Je l'ai fait asseoir de force sur la chaise et j'ai dit : « Ne t'inquiète pas, c'est plus facile que de bander les pieds. »
La coiffeuse commença à couper les cheveux de Mulan, et on me relégua dans la salle de pause pour lire des magazines. Je lus dès la première page l'histoire de la célébrité A qui tombait amoureuse de la célébrité B, et je lus jusqu'à leur rupture, car la célébrité A et la célébrité C étaient tombées amoureuses au premier regard aux toilettes – il y avait même une touche d'homosexualité ! Puis je regardai de nouveau Mulan, toujours en train de se faire couper les cheveux. Ennuyée et bâillant, je pris le deuxième numéro du magazine. Dans celui-ci, la célébrité A et la célébrité C étaient devenues ennemies, et la célébrité A déclara que les anciens amours étaient les meilleurs, finissant par épouser la célébrité B. Après leur happy end, Mulan fut finalement broyée sous une machine.

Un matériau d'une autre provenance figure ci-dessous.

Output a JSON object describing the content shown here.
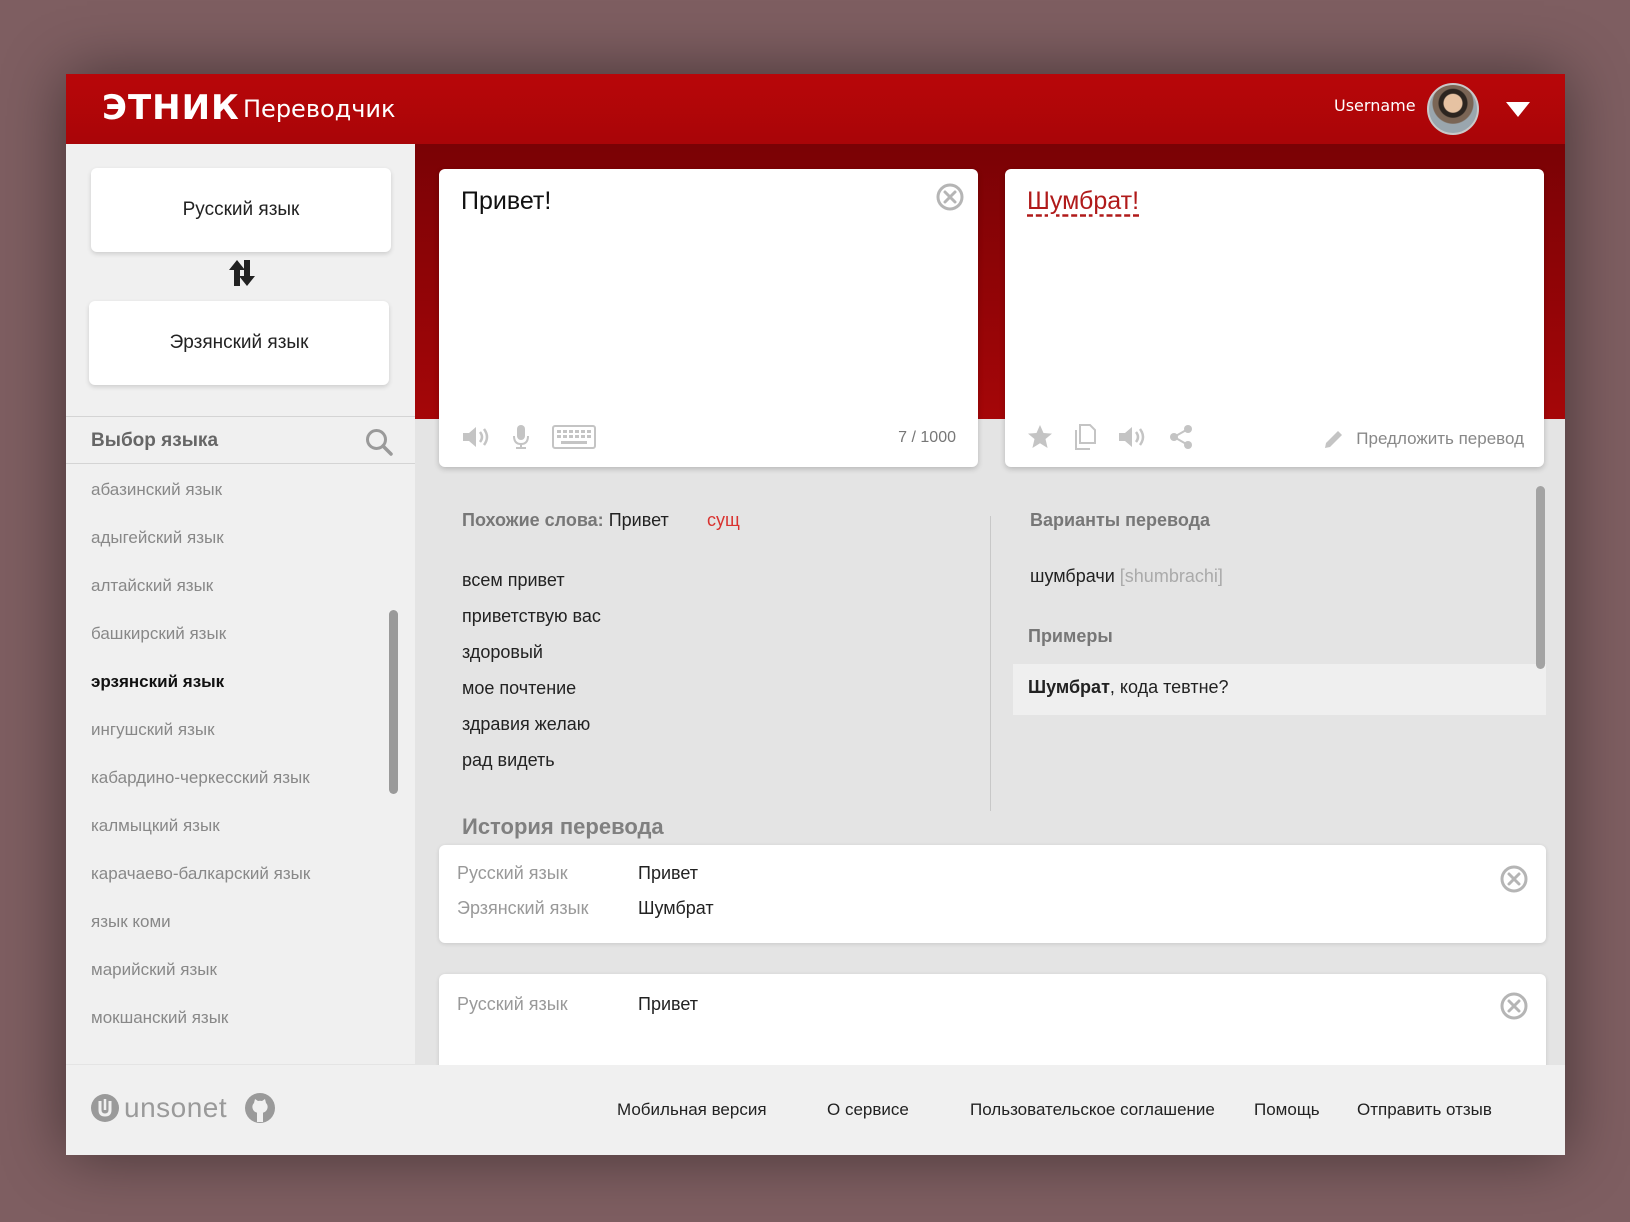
{
  "header": {
    "logo": "ЭТНИК",
    "title": "Переводчик",
    "username": "Username"
  },
  "languages": {
    "source": "Русский язык",
    "target": "Эрзянский язык"
  },
  "language_select": {
    "title": "Выбор языка",
    "items": [
      {
        "label": "абазинский язык",
        "active": false
      },
      {
        "label": "адыгейский язык",
        "active": false
      },
      {
        "label": "алтайский язык",
        "active": false
      },
      {
        "label": "башкирский язык",
        "active": false
      },
      {
        "label": "эрзянский язык",
        "active": true
      },
      {
        "label": "ингушский язык",
        "active": false
      },
      {
        "label": "кабардино-черкесский язык",
        "active": false
      },
      {
        "label": "калмыцкий язык",
        "active": false
      },
      {
        "label": "карачаево-балкарский язык",
        "active": false
      },
      {
        "label": "язык коми",
        "active": false
      },
      {
        "label": "марийский язык",
        "active": false
      },
      {
        "label": "мокшанский язык",
        "active": false
      }
    ]
  },
  "source_panel": {
    "text": "Привет!",
    "char_count": "7 / 1000"
  },
  "target_panel": {
    "text": "Шумбрат!",
    "suggest_label": "Предложить перевод"
  },
  "similar": {
    "label": "Похожие слова:",
    "word": "Привет",
    "pos": "сущ",
    "items": [
      "всем привет",
      "приветствую вас",
      "здоровый",
      "мое почтение",
      "здравия желаю",
      "рад видеть"
    ]
  },
  "variants": {
    "title": "Варианты перевода",
    "word": "шумбрачи",
    "transliteration": "[shumbrachi]"
  },
  "examples": {
    "title": "Примеры",
    "bold": "Шумбрат",
    "rest": ", кода тевтне?"
  },
  "history": {
    "title": "История перевода",
    "entries": [
      {
        "source_lang": "Русский язык",
        "source_word": "Привет",
        "target_lang": "Эрзянский язык",
        "target_word": "Шумбрат"
      },
      {
        "source_lang": "Русский язык",
        "source_word": "Привет"
      }
    ]
  },
  "footer": {
    "brand": "unsonet",
    "links": [
      "Мобильная версия",
      "О сервисе",
      "Пользовательское соглашение",
      "Помощь",
      "Отправить отзыв"
    ]
  },
  "colors": {
    "header_red": "#b80609",
    "accent_red": "#d9322f",
    "background": "#7e5e61"
  }
}
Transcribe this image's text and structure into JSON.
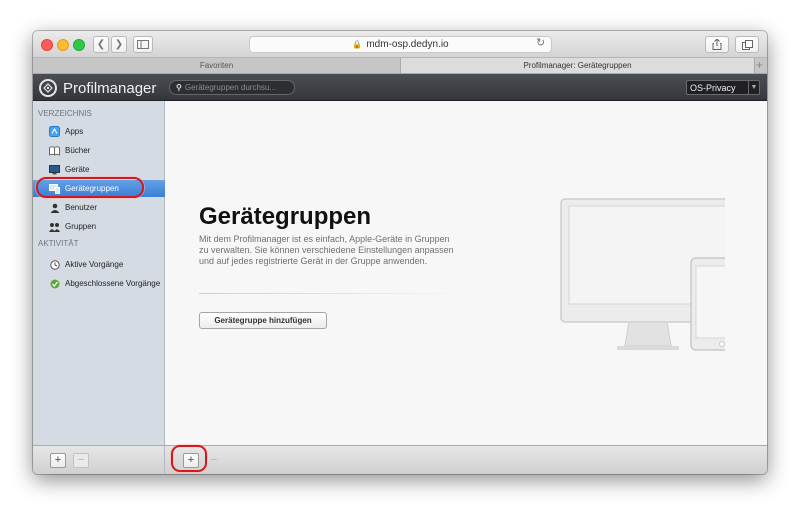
{
  "browser": {
    "url": "mdm-osp.dedyn.io",
    "tabs": [
      {
        "label": "Favoriten"
      },
      {
        "label": "Profilmanager: Gerätegruppen"
      }
    ],
    "new_tab_label": "+"
  },
  "app": {
    "title": "Profilmanager",
    "search_placeholder": "Gerätegruppen durchsu...",
    "org_selected": "OS-Privacy"
  },
  "sidebar": {
    "sections": [
      {
        "title": "VERZEICHNIS"
      },
      {
        "title": "AKTIVITÄT"
      }
    ],
    "items": [
      {
        "label": "Apps",
        "icon": "apps-icon"
      },
      {
        "label": "Bücher",
        "icon": "book-icon"
      },
      {
        "label": "Geräte",
        "icon": "device-icon"
      },
      {
        "label": "Gerätegruppen",
        "icon": "device-group-icon",
        "selected": true
      },
      {
        "label": "Benutzer",
        "icon": "user-icon"
      },
      {
        "label": "Gruppen",
        "icon": "group-icon"
      },
      {
        "label": "Aktive Vorgänge",
        "icon": "clock-icon"
      },
      {
        "label": "Abgeschlossene Vorgänge",
        "icon": "check-icon"
      }
    ],
    "add_label": "+",
    "remove_label": "−"
  },
  "main": {
    "title": "Gerätegruppen",
    "description": "Mit dem Profilmanager ist es einfach, Apple-Geräte in Gruppen zu verwalten. Sie können verschiedene Einstellungen anpassen und auf jedes registrierte Gerät in der Gruppe anwenden.",
    "add_button_label": "Gerätegruppe hinzufügen"
  },
  "footer": {
    "add_label": "+",
    "remove_label": "−"
  },
  "colors": {
    "selection": "#3a7fd6",
    "annotation": "#d31920",
    "header": "#3b3e42"
  }
}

À côté de moi se trouvaient deux employées de bureau élégamment vêtues, qui attendaient sans doute quelqu'un ou quelque chose. Depuis qu'elles avaient vu Mulan entrer, elles la dévisageaient, chuchotant de temps à autre et désignant leurs visages attendris.
Mulan était déjà très sensible à sa couleur de peau, et lorsqu'elle entendait les chuchotements à ce sujet, elle en était extrêmement gênée. Notre héroïne était intrépide sur le champ de bataille, mais quelle femme n'aime pas la beauté
? Même la générale, désormais déguisée en femme, craignait encore les commentaires sur son apparence.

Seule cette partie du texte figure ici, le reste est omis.